Etik, yüzyıllardır tartışılan bir kavram olmasına karşın iş etiği uluslararası alanda yaklaşık otuz, Türkiye’de ise son yirmi yıldır ciddi anlamda tartışılmaya başlanan bir kavramdır. İş yaşamının temel ve hassas konularından biri olan iş etiği, anlaşılması zor, teorik ve pratik gerçeklerden uzak bir kavram olarak görülmektedir. İş ahlakının tarihi, insanlığın varoluşu kadar eskidir. Eski Yunan ve Roma uygarlıklarında filozoflar toplumdaki ticari faaliyetlere olumlu bakmazlardı. Çünkü onlara göre bu durum yolsuzluklara ve sosyal çözülmelere neden olmaktaydı. Ayrıca aristokrasi sisteminin hâkim olduğu bu tür köleci uygarlıklarda el emeğine saygı duyulmadığı gibi aynı zamanda küçümsenirdi. Ticari faaliyetler, iş ve çalışma kölelerin ve alt sınıfların bir uğraşı olarak bilinirdi (Arslan, 2001:30).
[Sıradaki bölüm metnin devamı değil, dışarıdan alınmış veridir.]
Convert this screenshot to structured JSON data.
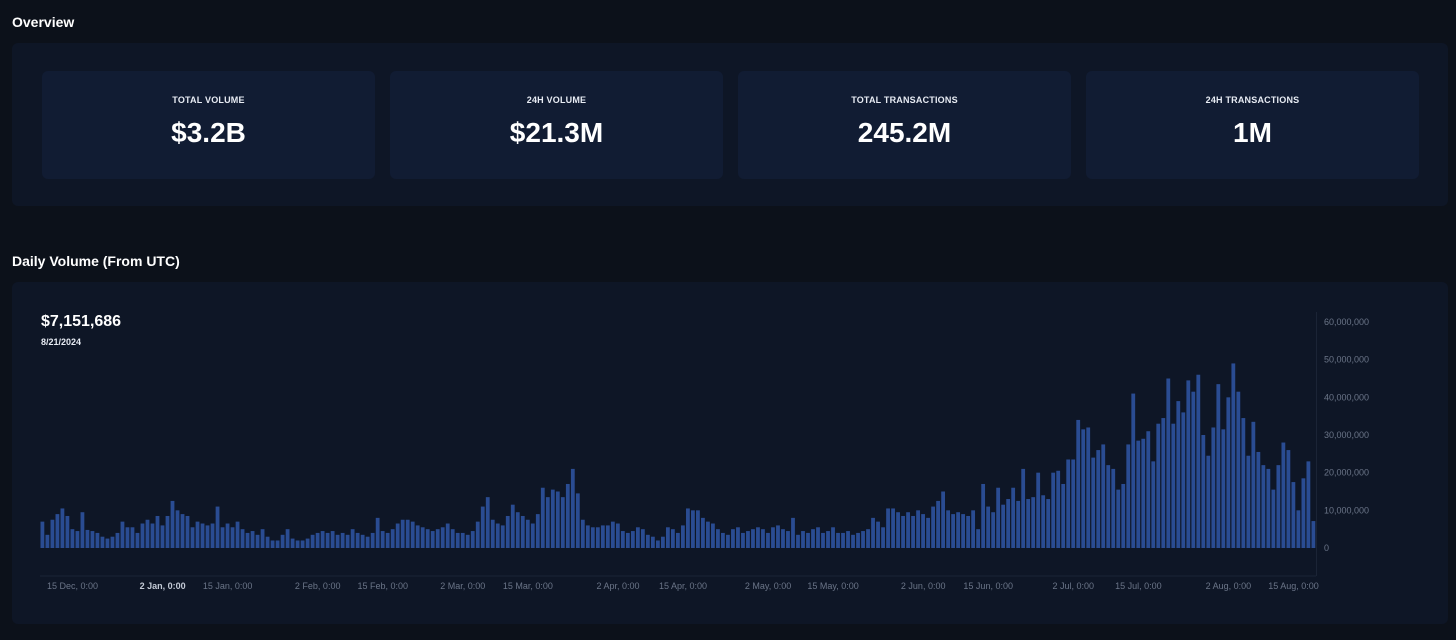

Dinlerin, iş ahlakının gelişiminde çok önemli rol oynadığı görülmektedir. Örneğin Yahudiliğin kutsal kitabı Tevrat’taki iki grup “On Emir” den ikinci grubun son altısı tümüyle ahlaki emirlerdir. İncil de insanın önce kendi kusurlarını araştırması, yardımda gösterişten kaçınılması gibi birçok ahlaki prensip yer almaktadır. İslam dininde ise ahlak, iman ve ibadetten sonra üçüncü esastır. İslam ahlakı doğruluk, ölçülü olma ve erdemi esas almaktadır. İslam toplumları için iyi ile kötüyü, doğru ile yanlışı ayırmada, insanın kendi nefsine, ailesine, çevresine ve yönetime karşı yükümlü olduğu, kutsal kitap Kuran-ı Kerim’de belirtilmektedir. Bununla birlikte İslam dininin Peygamberi, hadisleriyle insanlığa mükemmel bir ahlak disiplini kazandırma düşüncesini açıkça ortaya koymaktadır. İslam ahlakının kuralları hayatı zenginleştirici niteliktedir. İslam dininin iş ahlakı konusundaki uygulamaları da dinin ortaya çıkışı kadar eskidir. İslam dininin kaynaklarında iş ve ticaret faaliyetleri teşvik edilmiş ve bu faaliyetlerde sadece Müslümanlara değil, tüm insanlığa karşı doğruluk ve dürüstlüğün esas alınmasının gerektiği belirtilmektedir (Özgener, 2009:56-60).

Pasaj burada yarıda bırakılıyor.